Our REST API uses PUT requests to add resources and it appears that the default behaviour of the .Net HttpClient class is to enable the sending of this “Expect: 100-Continue” header for those types of requests. Its purpose is to tell the server that the headers have been sent but that it will delay sending the body until it receives a 100-Continue style response. At that point the client sends the body, the server can then process the entire request and the response is handled by the client as per normal.

Yes, that’s right, it splits the request up so that it takes two round trips instead of one!

Now you can probably begin to understand why our request handling time appeared elongated and why it also appeared to be consumed somewhere within the Nancy framework. The request processing is started and handled by the OWN middleware as that only depends on the headers, it then enters Nancy which finds a handler, and so requests the body in the background (asynchronously). When it finally arrives the whole request is then passed to our Nancy handler just as if it had been sent all as a single chunk.

The Cure

When you google this problem with relation to .Net you’ll see that there are a couple of options here. We were slightly nervous about choosing the nuclear option (setting it globally on the ServicePointManager) and instead added an extra line into our HttpClient factory so that it was localised:

var client = new HttpClient(...);
...
client.DefaultRequestHeaders.ExpectContinue = false;

We re-deployed our services, checked our logs to ensure the header was no longer being sent, and then checked the various metrics to see if the time was now all accounted for, and it was.

Epilogue

In hindsight this all seems fairly obvious, at least, once you know what this header is supposed to do, and yet none of the people in my team (who are all pretty smart) joined up the dots right away. When something like this goes astray I like to try and make sense of why we didn’t pick it up as quickly as perhaps we should have.

In the beginning there were so many new things for the team to grasp. The difference in behaviour between our remote monitoring and on-premise adaptor was assumed to be one of infrastructure especially when we had already battled the on-premise web proxy a few times [2]. We saw so many other headers in our requests that we never added so why would we assume this one was any different (given none of us had run across it before)?

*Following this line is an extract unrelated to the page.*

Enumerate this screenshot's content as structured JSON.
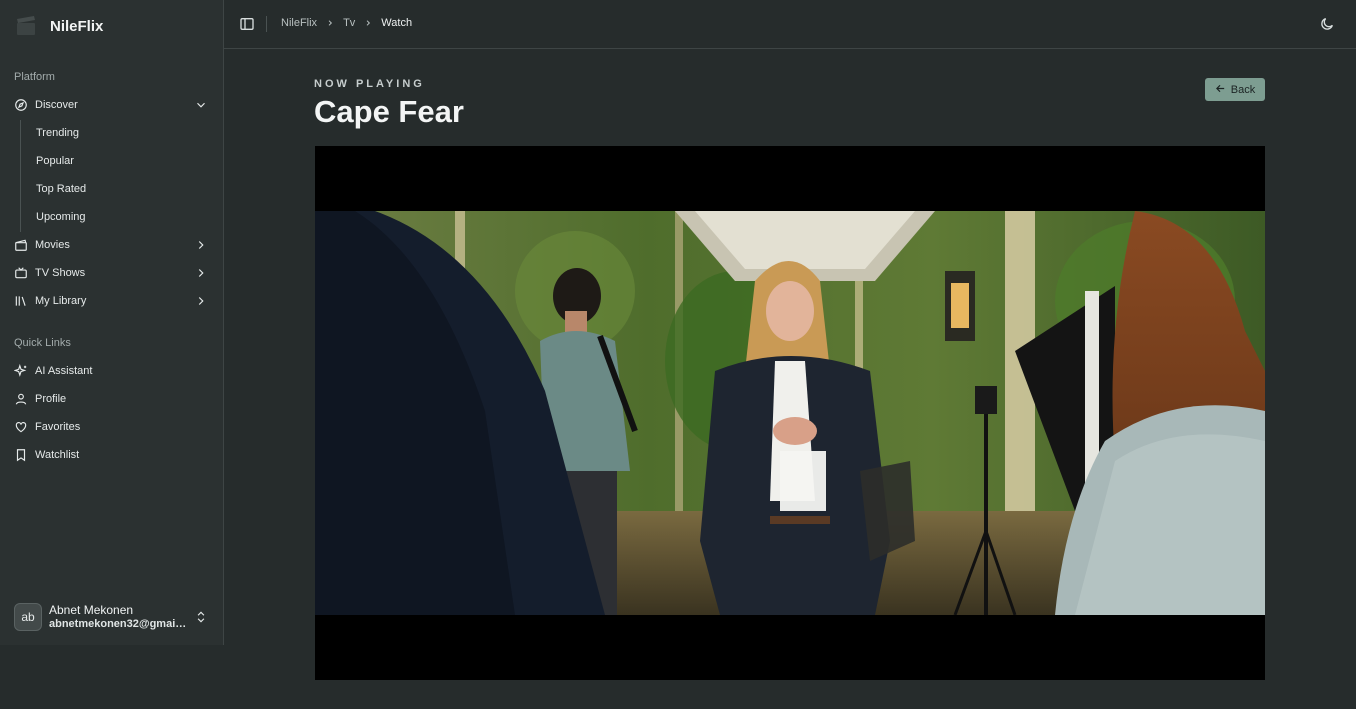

Given the popularity and maturity of the Nancy framework we surmised that no one would use it if there was the kind of performance problems we were seeing, so once again were confused as to how the time could appear to be lost inside it. Although we were all aware of what the async/await construct does none of us had really spent any serious time trying to track down performance anomalies in code that used it so liberally and so once again we had difficulties understanding perhaps what the tool was really telling us.

Ultimately though the default behaviour just seems so utterly wrong that none of use could imagine the out-of-the-box settings would cause the HttpClient to behave this way. By choosing this default we are in essence optimising PUT requests for the scenario where the body does not need sending, which we all felt is definitely the exception not the norm. Aside from large file uploads or massive write contention we were struggling to come up with a plausible use case.

I don’t know what forces caused this decision to be made as I clearly wasn’t there and I can’t find any obvious sources that might explain it either. The internet and HTTP has evolved so much over the years that it’s possible this behaviour provides the best compatibility with web servers out-of-the-box. My own HTTP experience only covers the last few years along with few more around the turn of the millennium, but my colleagues easily cover the decades I’m missing so I don’t feel I’m missing anything obvious.

Hopefully some kind soul will use the comments section to link to the rationale so we can all get a little closure on the issue.

 

[1] Violating The Principle of Least Astonishment for configuration settings was something I covered more generally before in “Sensible Defaults”.

[2] See “The Curse of NTLM Based HTTP Proxies”.